For me, one of the worst effects of growing up with creationism was the loss of wonder.  I lost interest in the life sciences because there was nothing new to be discovered. Jesus had to come back in the next few thousand years, before the Earth could go through any drastic changes that would prevent human life and cause us to seek refuge on the nearest habitable planet. My textbooks mocked scientists who searched for other forms of life in the cosmos. How dare they waste their money searching for something that God had decreed couldn't exist?

 

The Ugly:

 

By far the worst thing about growing up with Creationism is the fear. I became afraid of insulting a vindictive God by imagining that there were life beyond His perfect Earth, or that life had originated in any other way than the 7 day process described in a 4,000 year old book. To deny creation would be to deny God's perfection. How could evolution have happened if God had created a world without death? The main reason for clinging to Creationism is to prove that we humans caused death. Our collective sin, of which we are all guilty, caused all of the pain and suffering in the world.

 

Things have evolved slightly since the day of Copernicus and Galileo. Baptists and Presbyterians won't pull out your fingernails or use a thumb screw on you if you believe that the Earth wasn't created in seven days.  Many do, however, have the power to excommunicate or "discipline" members if they don't believe that: "The Bible is the revelation of God's truth and is infallible and authoritative in all matters of life and practice.*"

 

The Good (again)

 

I don't want to end this post on a negative note, so I'll revisit the positive.

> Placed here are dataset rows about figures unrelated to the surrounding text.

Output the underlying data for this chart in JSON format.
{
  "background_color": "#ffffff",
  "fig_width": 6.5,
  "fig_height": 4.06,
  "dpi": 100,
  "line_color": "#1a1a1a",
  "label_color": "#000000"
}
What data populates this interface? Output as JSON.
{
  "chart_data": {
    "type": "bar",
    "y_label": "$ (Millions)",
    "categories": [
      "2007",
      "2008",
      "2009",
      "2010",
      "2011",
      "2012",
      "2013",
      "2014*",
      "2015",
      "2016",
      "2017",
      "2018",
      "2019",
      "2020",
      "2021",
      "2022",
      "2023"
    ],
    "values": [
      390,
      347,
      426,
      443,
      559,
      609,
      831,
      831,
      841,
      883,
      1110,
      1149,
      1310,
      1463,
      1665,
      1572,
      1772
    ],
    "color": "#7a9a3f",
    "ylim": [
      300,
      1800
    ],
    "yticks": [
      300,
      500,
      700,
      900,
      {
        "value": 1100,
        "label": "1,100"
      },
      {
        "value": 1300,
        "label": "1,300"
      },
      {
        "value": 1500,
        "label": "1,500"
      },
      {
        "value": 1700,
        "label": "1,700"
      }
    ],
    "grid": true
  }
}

The good is the fact that I don't believe Creationism anymore. When I stopped believing it was less like the disillusionment of realizing that Santa isn't real and more like being let out of a dark closet for the first time. Clearly, some worldviews are better for my sanity than others, and I'm glad that the one that is backed by science isn't the one where a bunch of old men decide who is and who isn't allowed to speak in church.

 

Giving up creationism means that my sense of wonder has been restored with a vengeance. All of the things that I wasn't supposed to wonder as a 10 year old I now wonder about in full force. Is there life in the stars? Is the universe infinite? Are there infinite versions of myself? If I can imagine God, does that make God possible? And if she is possible, in an infinite universe must she exist?

 

I don't know the answers. I don't expect to ever know the answers. But I can search and imagine and wonder, and this is beautiful.